Few of those make it into Wrightson's book, which is so devotedly a social history that the civil war is hardly mentioned.

Instead, he wonders what homely things were like: how Englishmen and women met mates, talked their parents into agreeing to a marriage, learned to read, conducted themselves on Sundays.

To an American, even one not descended from any of these English people, the answers are relevant, because the attitudes of 17th century England were the ones planted in North America, with their medieval survivals and modernizing innovations. In a book written long after this one, "Albion's Seed," David Hackett Fisher demonstrated how the attitudes of the early English (and in some cases, Dutch, German or even Swedish) settlers tended to magnify and reverberate for many generations. But mostly the English.

Wrightson presents a society rather freer and more flexible than its image. The law may have given fathers a veto over their children's marriage partners, but (except for the aristocracy), most fathers were indulgent. It was the beginning of love matches, but, as Wrightson also notes, it was a time and place where about one woman in 10 never married. This was, he notes, much different from European societies farther east, where virtually all women married.

Again, the riots against enclosures or food shortages were, in his description, less riots than theatrically staged protests, and they lacked the violent atrocities that marked French food protests of the same age.

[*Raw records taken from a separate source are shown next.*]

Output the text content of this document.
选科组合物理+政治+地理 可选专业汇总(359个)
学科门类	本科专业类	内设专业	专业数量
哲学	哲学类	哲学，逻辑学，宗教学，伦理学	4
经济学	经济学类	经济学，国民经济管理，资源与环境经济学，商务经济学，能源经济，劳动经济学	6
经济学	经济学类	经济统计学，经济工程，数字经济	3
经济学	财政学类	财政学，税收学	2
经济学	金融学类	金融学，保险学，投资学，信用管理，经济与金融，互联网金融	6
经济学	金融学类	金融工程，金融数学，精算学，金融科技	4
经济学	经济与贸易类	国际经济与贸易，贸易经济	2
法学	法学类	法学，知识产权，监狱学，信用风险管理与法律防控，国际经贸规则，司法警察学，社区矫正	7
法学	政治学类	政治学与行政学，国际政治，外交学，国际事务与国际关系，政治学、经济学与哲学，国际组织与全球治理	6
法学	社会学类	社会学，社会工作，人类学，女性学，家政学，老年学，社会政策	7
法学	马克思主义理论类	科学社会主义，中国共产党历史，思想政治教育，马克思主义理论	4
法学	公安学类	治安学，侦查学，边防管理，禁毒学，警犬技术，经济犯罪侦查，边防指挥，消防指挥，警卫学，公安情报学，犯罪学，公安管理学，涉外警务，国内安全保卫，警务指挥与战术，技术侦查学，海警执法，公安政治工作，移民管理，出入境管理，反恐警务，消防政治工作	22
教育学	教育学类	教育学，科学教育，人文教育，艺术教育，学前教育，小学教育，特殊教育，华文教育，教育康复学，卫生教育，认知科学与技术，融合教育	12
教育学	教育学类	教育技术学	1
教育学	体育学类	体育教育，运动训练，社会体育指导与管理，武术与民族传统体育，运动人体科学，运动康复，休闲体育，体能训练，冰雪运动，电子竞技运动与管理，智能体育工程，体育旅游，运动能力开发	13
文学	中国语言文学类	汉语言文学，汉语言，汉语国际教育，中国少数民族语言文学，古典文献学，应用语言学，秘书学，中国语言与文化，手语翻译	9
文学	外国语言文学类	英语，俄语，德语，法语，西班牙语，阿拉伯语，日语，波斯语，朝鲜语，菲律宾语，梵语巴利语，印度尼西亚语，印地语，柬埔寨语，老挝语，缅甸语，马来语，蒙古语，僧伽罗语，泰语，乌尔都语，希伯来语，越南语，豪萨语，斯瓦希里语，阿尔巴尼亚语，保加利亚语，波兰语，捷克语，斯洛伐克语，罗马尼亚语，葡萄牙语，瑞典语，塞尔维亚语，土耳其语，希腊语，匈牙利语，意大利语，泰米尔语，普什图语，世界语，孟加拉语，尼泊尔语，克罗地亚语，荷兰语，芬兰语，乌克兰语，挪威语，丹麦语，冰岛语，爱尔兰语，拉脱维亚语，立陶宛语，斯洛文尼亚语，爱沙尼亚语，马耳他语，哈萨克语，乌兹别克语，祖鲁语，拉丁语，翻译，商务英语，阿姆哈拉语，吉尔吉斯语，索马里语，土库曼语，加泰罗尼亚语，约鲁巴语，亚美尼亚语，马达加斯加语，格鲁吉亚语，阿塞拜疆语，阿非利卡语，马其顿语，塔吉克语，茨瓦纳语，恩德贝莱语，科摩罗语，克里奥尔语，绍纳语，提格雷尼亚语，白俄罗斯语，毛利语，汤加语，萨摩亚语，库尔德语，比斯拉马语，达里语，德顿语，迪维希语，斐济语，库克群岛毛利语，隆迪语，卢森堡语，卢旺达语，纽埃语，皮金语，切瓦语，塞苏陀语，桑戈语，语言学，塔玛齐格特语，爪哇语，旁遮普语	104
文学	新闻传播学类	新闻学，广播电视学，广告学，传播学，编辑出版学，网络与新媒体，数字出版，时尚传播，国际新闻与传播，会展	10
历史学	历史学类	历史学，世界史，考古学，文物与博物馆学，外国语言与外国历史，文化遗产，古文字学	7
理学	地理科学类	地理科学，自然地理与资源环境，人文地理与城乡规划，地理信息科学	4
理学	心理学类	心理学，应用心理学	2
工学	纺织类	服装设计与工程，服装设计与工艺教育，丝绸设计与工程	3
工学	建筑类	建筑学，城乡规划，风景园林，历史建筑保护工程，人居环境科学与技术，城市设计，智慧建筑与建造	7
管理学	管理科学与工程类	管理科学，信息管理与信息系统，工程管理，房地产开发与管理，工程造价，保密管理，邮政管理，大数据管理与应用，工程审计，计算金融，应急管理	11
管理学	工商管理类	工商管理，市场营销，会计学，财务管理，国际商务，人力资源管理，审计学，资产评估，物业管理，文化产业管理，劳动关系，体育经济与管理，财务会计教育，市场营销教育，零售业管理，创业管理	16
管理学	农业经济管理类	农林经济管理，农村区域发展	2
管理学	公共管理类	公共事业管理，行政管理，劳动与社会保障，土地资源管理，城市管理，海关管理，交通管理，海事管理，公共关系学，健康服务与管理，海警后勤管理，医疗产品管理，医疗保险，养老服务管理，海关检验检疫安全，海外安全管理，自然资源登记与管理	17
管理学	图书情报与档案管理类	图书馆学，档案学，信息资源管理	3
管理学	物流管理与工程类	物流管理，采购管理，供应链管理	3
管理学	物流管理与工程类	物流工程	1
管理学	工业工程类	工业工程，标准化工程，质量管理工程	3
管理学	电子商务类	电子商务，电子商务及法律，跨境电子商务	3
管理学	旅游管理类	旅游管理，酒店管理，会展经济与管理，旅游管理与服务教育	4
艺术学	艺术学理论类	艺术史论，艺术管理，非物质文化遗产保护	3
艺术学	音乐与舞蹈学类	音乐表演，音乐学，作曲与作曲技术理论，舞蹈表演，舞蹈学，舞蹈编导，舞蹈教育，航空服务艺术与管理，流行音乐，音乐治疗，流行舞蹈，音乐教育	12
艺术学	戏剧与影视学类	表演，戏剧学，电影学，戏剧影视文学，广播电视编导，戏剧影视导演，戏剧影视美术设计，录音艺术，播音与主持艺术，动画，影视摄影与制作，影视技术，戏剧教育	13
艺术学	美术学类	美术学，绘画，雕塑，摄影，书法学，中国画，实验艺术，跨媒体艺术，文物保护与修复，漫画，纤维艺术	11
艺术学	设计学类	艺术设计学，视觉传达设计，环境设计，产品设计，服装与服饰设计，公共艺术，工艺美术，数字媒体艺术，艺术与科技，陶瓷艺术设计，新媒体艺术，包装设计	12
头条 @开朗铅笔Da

He may oversell how indulgent, flexible and tolerant English society was. To the extent that English people were indulgent or tolerant, they limited their niceness to fellow Englishmen.

The other principal theme that comes through is that the century of 1580-1680 saw the creation of a permanent English underclass, such as had not existed before. In the middle ages and early Renaissance, England was rural and the people in it were to a considerable degree economically autonomous, if poor.

The commercialization of agriculture raised overall levels of consumption, but it cut away the self-sufficiency of the poorest, who were driven off the land, which had provided a regular, if small, income. Once they became wage laborers, their income periodically dropped to nothing, which happened to a medieval peasant only in times of total crop failure.

Life in England, says Wrightson, became less secure for the many, and, as we know from, say, the Left Book Club volumes of George Orwell, it remained that way for many centuries.